Dear Dr. Fernandez, Dear Dr. Paolillo,

 

Dear reviewers,

 

We would like to take this opportunity to express our sincere gratitude for evaluating our manuscript and considering it for publication in in your Special Issue “Liquid Biopsies in Oncology” in the International Journal of Molecular Sciences.

Furthermore, we specifically thank the reviewers for their time and effort spent critically reviewing our manuscript and providing us with constructive feedback that improves the quality of our manuscript.
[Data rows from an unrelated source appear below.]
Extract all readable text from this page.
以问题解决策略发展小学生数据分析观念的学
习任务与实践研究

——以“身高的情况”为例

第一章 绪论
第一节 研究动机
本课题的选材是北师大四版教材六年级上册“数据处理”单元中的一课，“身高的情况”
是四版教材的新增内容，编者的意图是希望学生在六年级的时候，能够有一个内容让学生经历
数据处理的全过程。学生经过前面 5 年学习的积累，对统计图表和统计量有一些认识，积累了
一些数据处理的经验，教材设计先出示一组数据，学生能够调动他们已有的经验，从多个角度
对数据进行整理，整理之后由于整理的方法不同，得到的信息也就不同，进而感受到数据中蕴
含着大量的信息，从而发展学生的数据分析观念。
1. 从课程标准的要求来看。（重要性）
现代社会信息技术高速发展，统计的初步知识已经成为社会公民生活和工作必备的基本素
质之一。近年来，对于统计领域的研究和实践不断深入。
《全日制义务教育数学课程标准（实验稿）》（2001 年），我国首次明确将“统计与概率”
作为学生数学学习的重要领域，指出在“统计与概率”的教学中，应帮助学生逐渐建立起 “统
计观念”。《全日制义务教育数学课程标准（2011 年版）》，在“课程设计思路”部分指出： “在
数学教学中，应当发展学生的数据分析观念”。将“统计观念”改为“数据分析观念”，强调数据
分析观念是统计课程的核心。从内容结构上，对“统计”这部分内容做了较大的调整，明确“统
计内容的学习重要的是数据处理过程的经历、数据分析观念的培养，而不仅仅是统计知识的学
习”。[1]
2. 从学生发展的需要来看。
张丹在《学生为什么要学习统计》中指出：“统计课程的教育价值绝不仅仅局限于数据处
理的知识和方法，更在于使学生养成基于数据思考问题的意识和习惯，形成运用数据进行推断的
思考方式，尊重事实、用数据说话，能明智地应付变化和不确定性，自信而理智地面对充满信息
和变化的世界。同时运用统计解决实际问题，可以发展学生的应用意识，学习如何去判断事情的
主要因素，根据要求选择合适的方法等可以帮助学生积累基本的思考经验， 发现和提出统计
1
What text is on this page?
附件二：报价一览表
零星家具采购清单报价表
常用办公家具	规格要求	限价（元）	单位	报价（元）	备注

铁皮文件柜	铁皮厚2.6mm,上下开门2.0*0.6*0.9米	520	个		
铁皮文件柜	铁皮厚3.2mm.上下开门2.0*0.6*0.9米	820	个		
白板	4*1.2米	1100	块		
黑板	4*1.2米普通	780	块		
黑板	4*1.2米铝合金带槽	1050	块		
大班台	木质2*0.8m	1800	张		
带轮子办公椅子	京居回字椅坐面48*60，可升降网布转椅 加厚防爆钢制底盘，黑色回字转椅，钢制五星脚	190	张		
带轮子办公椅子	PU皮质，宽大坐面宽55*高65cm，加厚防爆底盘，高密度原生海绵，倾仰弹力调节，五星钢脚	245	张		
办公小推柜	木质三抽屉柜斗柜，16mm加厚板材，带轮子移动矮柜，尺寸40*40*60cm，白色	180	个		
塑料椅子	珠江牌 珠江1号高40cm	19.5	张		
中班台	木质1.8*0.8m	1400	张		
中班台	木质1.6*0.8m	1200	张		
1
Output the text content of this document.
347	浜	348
Please find a point-by-point response below. We have addressed all technical issues and refined the figure quality. Main figure legends are now provided in the manuscript while main figures were separately attached.

 

We have marked all changes in the revised manuscript.

 

In summary, we believe that the revised manuscript has been improved. It is a privilege to contribute to the scientific community through our revised manuscript in your journal.

 

Yours sincerely,

 

For the authors:

Maximilian Schmutz, MD

Rainer Claus, MD

 

 

Reviewer 2

 

In their manuscript, Mogele and colleagues presented a detailed study comparing liquid biopsy with traditional tissue biopsy. Samples were taken from patients with different types of tumors and sites of metastasis and the effectiveness of the two techniques in detecting mutations and tumor heterogeneity was compared. The manuscript is very well written, with a well-founded introduction that helps to understand the experimental findings. The results obtained are relevant and indicate the importance of the complementarity of the two techniques. I believe that the specialized literature in the field will benefit greatly from the publication of this manuscript. My only recommendation would be to improve the quality and resolution of the figures presented; the texts contained in them are blurred and difficult to read.

 

We thank the reviewer for their positive assessment of our manuscript and their thoughtful remarks. We appreciate your recognition of the clarity of the writing, the relevance of the findings, and the complementary value of liquid and tissue biopsy approaches in assessing tumor heterogeneity. We are especially grateful for your suggestion regarding figure quality and have updated all figures to ensure improved readability in the final submission.